Легко! - Ольга Славина
Шрифт:
Интервал:
Закладка:
– Хочу верить, что нет, – улыбнулась она. Допила вторую чашку кофе и вышла на раскаленную солнцем улицу.
Переходя дорогу наискосок к домику Бориса, Анна увидела его машину, заворачивающую за угол. Она обошла дом, Борька вылезал из машины. Она медленно подошла к нему и повисла у него на плечах. Сын был выше ее на полголовы. Анна вдыхала его запах. Борис был весь потный, как в детстве.
– Мамсик, а ты чего тут делаешь? Я даже не знал, что ты в Америке. Да-да, всё знаю, мы в колледже смотрели телевизор. Занятия отменили, конечно. Я знаю, что вы все мне звонили, понятно. Я пытался позвонить тебе, папе или бабушке, но ты знаешь, что происходит с линиями. Десять минут назад прозвонился папсик.
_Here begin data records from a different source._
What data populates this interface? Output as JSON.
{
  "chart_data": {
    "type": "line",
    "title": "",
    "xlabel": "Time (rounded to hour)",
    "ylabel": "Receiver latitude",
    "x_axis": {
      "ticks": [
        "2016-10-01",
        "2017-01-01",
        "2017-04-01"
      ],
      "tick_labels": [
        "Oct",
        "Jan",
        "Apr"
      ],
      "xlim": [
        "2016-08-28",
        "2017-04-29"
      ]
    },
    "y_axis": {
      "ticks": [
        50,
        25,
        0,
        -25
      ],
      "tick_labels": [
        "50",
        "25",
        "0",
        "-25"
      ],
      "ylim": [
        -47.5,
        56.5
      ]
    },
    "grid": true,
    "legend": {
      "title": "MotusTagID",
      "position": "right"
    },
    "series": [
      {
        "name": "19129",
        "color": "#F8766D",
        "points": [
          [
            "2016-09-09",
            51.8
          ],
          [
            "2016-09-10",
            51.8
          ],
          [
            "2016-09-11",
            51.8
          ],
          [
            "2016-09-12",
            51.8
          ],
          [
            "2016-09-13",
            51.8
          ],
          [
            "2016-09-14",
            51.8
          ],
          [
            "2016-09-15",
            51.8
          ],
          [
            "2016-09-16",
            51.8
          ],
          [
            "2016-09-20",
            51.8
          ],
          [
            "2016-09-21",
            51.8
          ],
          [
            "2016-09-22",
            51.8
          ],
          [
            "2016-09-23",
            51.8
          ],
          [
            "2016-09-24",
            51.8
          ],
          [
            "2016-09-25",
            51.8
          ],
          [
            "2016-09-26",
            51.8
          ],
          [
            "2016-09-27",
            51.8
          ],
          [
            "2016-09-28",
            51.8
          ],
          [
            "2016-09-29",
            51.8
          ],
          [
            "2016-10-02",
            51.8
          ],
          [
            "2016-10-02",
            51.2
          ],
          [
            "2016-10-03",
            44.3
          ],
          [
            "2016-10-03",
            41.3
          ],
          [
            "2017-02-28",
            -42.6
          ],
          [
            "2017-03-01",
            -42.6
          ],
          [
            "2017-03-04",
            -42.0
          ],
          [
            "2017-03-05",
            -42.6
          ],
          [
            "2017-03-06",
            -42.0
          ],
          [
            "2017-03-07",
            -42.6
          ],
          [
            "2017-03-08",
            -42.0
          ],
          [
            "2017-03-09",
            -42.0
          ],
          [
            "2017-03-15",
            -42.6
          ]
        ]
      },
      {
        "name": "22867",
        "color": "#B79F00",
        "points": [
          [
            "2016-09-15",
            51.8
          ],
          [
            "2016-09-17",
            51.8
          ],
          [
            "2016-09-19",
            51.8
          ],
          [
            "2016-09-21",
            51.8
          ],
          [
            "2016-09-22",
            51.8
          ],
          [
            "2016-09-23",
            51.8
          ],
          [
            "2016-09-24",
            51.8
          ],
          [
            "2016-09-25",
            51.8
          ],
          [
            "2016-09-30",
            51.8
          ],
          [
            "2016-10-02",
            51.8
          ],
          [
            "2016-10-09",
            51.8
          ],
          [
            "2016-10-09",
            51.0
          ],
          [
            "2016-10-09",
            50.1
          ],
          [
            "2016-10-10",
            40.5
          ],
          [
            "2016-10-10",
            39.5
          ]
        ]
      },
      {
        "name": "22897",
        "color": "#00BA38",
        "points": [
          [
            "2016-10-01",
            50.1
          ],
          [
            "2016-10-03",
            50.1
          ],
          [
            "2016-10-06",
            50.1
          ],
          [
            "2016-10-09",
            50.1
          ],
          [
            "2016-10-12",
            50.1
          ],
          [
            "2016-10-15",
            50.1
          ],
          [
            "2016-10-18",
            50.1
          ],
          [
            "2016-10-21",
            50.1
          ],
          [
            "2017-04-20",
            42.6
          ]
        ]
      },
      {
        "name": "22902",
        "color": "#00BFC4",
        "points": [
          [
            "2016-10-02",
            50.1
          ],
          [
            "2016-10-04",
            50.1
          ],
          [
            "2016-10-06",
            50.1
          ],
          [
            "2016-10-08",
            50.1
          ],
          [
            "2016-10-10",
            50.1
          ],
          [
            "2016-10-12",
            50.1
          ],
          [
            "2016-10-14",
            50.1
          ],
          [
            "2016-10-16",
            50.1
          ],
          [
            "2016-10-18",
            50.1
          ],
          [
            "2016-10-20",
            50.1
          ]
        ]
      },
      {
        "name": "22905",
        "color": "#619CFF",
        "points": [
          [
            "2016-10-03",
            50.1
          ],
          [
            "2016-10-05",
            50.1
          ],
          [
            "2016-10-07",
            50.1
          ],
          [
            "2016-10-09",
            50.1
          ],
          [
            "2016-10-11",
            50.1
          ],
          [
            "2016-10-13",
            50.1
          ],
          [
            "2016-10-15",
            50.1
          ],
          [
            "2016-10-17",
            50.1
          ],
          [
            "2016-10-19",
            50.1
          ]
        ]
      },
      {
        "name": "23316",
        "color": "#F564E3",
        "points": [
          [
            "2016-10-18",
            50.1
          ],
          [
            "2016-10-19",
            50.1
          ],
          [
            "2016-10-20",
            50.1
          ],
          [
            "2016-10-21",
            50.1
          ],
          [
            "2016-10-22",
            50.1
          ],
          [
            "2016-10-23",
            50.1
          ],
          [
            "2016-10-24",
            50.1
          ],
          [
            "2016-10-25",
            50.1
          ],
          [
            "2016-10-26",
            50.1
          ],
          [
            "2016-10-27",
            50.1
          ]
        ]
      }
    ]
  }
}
Он сказал, что ты в Нью-Йорке и, конечно, ищешь меня. Я взял машину и поехал сюда. Хорошо, что ты не ушла. Ты долго уже ждешь? У тебя видок еще тот. За тобой, что, кто-то гнался? Пойдем наверх. Пойдем, мам. А как ты вообще сюда добралась? Ты утром где была? Я не могу это вынести. Это всё совершенно кошмарно. Мы все в колледже думали, что не перенесем этого. Это невообразимо. У нашей администраторши была истерика, и ее увезли на «скорой». Все хотели дозвониться домой, ну понятно, что это невозможно. Я не могу этого вынести. Что это, мама? Как ты думаешь? Это война? Мам, ты меня слышишь?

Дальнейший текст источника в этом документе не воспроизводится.